64. Raiders of the Lost Ark. The first and best of the Indiana Jones movies. Harrison Ford has spent the last two decades of his film career coasting along on formula, but he was in his prime here, and has perfect chemistry with every other wonderful actor in the movie. His romance with Karen Allen is perfect. His rivalry with Paul Freeman is perfect. His repartee with John Rhys-Davies and Denholm Elliott is perfect. The action scenes in the film are exhilarating; the suspenseful scenes are tense. This is one rip-roaring adventure.

63. The Cider House Rules. This emotional tale sports a truly magnificent cast, from headliners Tobey Maguire, Charlize Theron, and Michael Caine, to supporters Delroy Lindo, Paul Rudd (yes, he's in this), Kathy Baker, J.K. Simmons, and Kieran Culkin. Author John Irving wrote this screenplay from his own novel, and it takes you on a complete and moving journey. This was a Best Picture nominee in 1999, a year of truly worthy competitors.

62. Aliens and 61. Alien. It is truly difficult for me to pick one film over the other here, and perhaps because of this, they've ended up stuck together in my Top 100.
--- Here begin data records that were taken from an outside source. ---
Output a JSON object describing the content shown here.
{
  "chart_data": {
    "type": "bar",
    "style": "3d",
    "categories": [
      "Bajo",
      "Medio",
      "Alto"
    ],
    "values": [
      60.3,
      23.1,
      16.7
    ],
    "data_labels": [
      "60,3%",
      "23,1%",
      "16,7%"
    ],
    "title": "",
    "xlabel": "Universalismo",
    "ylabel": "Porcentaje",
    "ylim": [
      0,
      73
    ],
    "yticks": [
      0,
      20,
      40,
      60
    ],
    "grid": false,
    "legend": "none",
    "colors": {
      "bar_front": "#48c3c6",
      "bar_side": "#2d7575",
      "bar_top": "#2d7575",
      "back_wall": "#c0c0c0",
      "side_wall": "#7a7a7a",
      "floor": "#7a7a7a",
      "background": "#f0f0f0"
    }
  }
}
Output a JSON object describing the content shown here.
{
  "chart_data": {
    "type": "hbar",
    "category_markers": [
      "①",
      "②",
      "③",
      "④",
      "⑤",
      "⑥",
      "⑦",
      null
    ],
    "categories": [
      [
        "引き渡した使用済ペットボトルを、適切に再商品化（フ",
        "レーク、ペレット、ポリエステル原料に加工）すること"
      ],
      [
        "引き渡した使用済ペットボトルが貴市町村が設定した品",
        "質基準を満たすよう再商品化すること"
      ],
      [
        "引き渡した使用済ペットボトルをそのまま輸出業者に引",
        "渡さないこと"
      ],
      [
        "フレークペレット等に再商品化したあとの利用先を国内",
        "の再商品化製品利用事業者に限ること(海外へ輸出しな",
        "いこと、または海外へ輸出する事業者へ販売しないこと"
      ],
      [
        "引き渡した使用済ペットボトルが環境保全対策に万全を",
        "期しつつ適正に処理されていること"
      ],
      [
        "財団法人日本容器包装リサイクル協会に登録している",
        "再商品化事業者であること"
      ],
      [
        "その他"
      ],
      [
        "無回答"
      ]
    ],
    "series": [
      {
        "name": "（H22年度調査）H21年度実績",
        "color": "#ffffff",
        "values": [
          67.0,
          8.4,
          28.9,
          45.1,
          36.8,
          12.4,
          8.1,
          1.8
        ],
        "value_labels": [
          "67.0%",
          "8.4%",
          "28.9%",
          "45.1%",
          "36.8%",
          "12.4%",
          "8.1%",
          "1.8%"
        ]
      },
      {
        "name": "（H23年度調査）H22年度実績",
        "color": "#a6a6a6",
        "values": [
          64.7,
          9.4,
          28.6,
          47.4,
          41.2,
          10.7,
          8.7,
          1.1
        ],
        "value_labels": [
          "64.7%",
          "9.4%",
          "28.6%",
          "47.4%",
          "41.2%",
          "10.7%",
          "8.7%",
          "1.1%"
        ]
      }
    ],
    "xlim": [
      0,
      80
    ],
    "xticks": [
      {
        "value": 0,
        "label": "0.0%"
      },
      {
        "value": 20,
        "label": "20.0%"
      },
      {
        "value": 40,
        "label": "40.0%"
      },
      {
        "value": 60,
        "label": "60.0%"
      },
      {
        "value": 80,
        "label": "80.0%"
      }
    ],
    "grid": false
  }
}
Ridley Scott's 1979 original is a masterfully suspenseful horror movie. It puts the characters in a truly impossible situation, completely trapped, fighting a creature who even if killed will threaten their lives. The movie upended all sorts of expectations by killing off the character who seems like the hero early on, and putting a strong woman (no coat-hanger-wielding, shrieking heroine like Halloween's Laurie Strode) at the center. The performances are outstanding, from a cast in which every name has appeared in countless other good movies: Sigourney Weaver, Tom Skerritt, Harry Dean Stanton, Yaphet Kotto, John Hurt, Ian Holm, and Veronica Cartwright. And the musical score from Jerry Goldsmith is brilliant at every turn.

James Cameron's 1986 sequel is as good an action movie as the original was a horror movie -- and what a brilliant and gutsy choice it was to completely switch genres like that for the sequel. Populated by a fun cast of characters memorably brought to life by actors like Michael Biehn, Bill Paxton, Paul Reiser, and Lance Henriksen, this movie is both tense and full of ass-kicking action. Sigourney Weaver actually received an Oscar nomination for Best Actress in this movie, one of the few times in history an actor has been nominated for "sci-fi" work, and it's wholly deserved. James Cameron's screenplay pops, with dialogue far better than his later successes, Titanic and Avatar. Composer James Horner contributed music so perfect and iconic that it got used in other movie trailers every year for more than a decade after he wrote it.

Both movies are sterling work in their respective genres, for their respective directors, by their respective casts, and so on.